O cofre permanecerá praticamente fechado para as carreiras com maiores salários, como já indicaram na semana passada a própria presidente e a ministra do Planejamento, Miriam Belchior. A ordem é só dar aumento aos grupos que estão nas faixas salariais mais baixas e estão há muitos anos sem reajuste. Quem teve recomposição salarial grande e ganha bem deve ficar de fora, segundo informaram técnicos.
BZ-A parcela de grevistas que ganha acima de digamos, R$ 10 mil, tem condições de sacrificar alguma coisa e se adaptar às circunstâncias. Os menores salários têm que ser privilegiados.

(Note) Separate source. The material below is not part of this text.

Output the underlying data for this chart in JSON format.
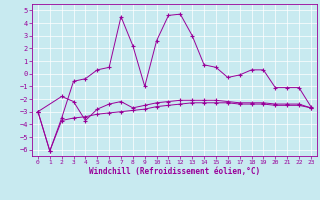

ESTIMATIVA DE INFLAÇÃO OFICIAL ESTE ANO TEM QUINTO AUMENTO
SEGUIDO E CHEGA A 5,11%
Analistas do mercado financeiro consultados pelo Banco Central (BC) aumentaram pela quinta semana seguida a projeção para a inflação este ano. A estimativa para o Índice Nacional de Preços ao Consumidor Amplo (IPCA), desta vez, passou de 5% para 5,11%. Para 2013, a estimativa permanece em 5,5%, há sete semanas. O IPCA é o índice escolhido pelo governo para acompanhar a meta de inflação. Essa meta tem como centro 4,5% e margem de 2 pontos percentuais para mais ou para menos. Ou seja, as estimativas para o IPCA estão acima do centro da meta, mas abaixo do limite superior de 6,5%. Cabe ao BC perseguir a meta de inflação e as alterações na taxa básica de juros, a Selic, são um dos instrumentos para calibrar os preços e influenciar a atividade econômica. Atualmente a taxa está em 8% ao ano, mas, como a economia está desaquecida, os analistas esperam que o Comitê de Política Monetária (Copom) do BC mantenha o processo de corte da Selic, iniciado em agosto do ano passado. A expectativa é a redução da taxa para 7,5% ao ano, na reunião marcada para os próximos dias 28 e 29.